Thousands are being detected, many of which are terrestrial planets. When we detect a terrestrial planet with a nitrogen oxygen atmosphere. Is there any doubt in your mind that there would be interest and the funding to pursue interstellar flight? I mean this is another world, potentially. When that happens we believe we will see a shift toward interstellar exploration and Icarus will be there having done a lot of work. A lot of the people that are working for NASA that already have very good ideas, many universities, a lot of independent researchers from all over the world will come together to contribute toward this grand plan.
Explain the name Project Icarus.
Project Icarus was the follow up to Project Daedalus. Mythologically, Daedalus was Icarus’s father. Daedalus was a great inventor that created these wings out of feathers and wax and he constructed them so that he could escape Minas’ labyrinth, which is where the minotaur was being held. Icarus flew too close to the sun on these wings and in doing that he fell to the ocean and was never seen again.
There are two takes on this myth. One is that Daedalus played it safe. He didn’t test the limits of the technology, but Icarus was continually pushing the limitations of the technology and identified a flaw. The next time those wings would be designed that flaw would be identified and the machine would be improved on. That is almost exactly what Project Icarus is doing right now. We are identifying the flaws in Daedalus design and improving it.

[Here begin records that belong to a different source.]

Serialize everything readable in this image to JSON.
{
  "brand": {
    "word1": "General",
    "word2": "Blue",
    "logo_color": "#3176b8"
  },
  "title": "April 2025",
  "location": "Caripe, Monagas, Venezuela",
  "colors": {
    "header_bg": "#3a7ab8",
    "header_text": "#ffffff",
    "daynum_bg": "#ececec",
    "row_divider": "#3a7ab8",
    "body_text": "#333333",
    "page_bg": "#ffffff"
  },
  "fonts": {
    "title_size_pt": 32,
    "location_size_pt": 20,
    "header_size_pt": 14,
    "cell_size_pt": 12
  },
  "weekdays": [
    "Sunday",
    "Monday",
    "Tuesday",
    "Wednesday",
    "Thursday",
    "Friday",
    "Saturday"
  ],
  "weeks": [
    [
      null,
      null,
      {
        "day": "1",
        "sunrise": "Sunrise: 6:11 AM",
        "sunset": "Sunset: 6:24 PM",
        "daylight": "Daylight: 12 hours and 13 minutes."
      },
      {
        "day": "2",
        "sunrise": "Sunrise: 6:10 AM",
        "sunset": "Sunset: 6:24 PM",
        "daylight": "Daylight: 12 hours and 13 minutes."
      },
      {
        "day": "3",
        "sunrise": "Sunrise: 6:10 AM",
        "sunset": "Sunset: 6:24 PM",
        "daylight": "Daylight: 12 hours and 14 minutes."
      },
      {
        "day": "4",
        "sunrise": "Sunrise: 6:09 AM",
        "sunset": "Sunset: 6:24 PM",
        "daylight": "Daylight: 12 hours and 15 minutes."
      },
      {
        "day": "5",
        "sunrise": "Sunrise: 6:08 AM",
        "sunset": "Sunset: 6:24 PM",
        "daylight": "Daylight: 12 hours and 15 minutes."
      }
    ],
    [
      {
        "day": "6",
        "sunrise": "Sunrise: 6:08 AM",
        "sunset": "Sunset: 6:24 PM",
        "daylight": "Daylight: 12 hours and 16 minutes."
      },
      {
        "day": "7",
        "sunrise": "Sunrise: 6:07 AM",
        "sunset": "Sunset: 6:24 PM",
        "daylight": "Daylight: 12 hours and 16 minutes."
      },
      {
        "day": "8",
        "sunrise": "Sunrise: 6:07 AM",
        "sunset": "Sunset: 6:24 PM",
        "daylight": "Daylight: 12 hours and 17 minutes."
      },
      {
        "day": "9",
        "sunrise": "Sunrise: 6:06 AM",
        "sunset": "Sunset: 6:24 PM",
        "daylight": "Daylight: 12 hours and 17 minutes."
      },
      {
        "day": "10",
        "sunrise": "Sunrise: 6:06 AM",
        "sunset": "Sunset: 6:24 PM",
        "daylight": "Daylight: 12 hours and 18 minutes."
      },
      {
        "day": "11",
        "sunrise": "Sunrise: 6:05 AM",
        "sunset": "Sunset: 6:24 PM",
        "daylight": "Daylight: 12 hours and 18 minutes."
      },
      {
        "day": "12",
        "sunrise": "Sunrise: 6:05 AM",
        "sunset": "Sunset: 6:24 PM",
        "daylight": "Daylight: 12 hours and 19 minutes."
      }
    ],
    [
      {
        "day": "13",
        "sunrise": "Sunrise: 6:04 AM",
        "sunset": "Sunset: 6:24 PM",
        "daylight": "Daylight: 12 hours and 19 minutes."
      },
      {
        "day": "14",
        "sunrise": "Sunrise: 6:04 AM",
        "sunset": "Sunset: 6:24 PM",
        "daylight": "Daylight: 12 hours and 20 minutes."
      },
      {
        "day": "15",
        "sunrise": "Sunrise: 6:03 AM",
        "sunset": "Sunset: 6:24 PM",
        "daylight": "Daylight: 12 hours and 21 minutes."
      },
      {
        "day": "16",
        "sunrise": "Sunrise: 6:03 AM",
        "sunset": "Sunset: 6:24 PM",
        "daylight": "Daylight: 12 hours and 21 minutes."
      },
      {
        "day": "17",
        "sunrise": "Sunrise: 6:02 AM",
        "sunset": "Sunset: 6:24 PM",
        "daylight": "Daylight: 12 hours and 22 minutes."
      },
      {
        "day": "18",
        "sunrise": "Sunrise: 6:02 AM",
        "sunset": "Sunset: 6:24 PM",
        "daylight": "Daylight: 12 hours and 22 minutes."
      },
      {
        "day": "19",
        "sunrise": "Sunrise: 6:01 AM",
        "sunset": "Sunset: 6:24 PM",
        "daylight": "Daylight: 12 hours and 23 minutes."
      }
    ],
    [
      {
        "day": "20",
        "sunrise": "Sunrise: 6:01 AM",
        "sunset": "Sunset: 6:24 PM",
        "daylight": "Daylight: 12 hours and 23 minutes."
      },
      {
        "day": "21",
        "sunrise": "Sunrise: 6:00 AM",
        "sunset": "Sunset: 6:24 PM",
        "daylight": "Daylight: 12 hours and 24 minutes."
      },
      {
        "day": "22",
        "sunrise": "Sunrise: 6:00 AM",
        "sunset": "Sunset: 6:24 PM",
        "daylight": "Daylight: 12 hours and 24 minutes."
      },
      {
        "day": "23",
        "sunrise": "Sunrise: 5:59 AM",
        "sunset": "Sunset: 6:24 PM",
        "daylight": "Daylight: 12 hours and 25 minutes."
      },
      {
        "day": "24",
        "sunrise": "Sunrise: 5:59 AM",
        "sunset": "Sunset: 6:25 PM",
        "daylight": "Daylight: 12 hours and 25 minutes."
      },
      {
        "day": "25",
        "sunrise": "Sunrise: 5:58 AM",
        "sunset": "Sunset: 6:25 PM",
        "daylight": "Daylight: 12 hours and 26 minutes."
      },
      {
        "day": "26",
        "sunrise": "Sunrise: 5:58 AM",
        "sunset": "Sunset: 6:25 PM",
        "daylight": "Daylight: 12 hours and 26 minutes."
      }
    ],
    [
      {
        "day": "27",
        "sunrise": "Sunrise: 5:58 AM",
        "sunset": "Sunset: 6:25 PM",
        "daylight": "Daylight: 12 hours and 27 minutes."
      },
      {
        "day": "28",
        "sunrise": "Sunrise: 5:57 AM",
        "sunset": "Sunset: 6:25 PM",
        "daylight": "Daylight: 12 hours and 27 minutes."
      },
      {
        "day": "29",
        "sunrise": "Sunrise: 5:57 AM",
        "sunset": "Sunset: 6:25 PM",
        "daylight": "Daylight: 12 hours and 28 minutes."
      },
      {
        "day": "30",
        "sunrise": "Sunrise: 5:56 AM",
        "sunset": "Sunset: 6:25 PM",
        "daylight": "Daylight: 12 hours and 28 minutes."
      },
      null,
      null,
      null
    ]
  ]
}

In terms of Icarus’ “failure,” I like putting a personal twist on that – and I’m inspired by so many Hollywood movies and sequels – I believe Icarus didn’t fall to the ocean and perish. He washed up on a Greek island somewhere. He reflected on what happened and after searching for his father in the skies, decided he was going to build another pair of wings for himself that would be stronger and better and he would soar to the heavens and reach his destination on his own.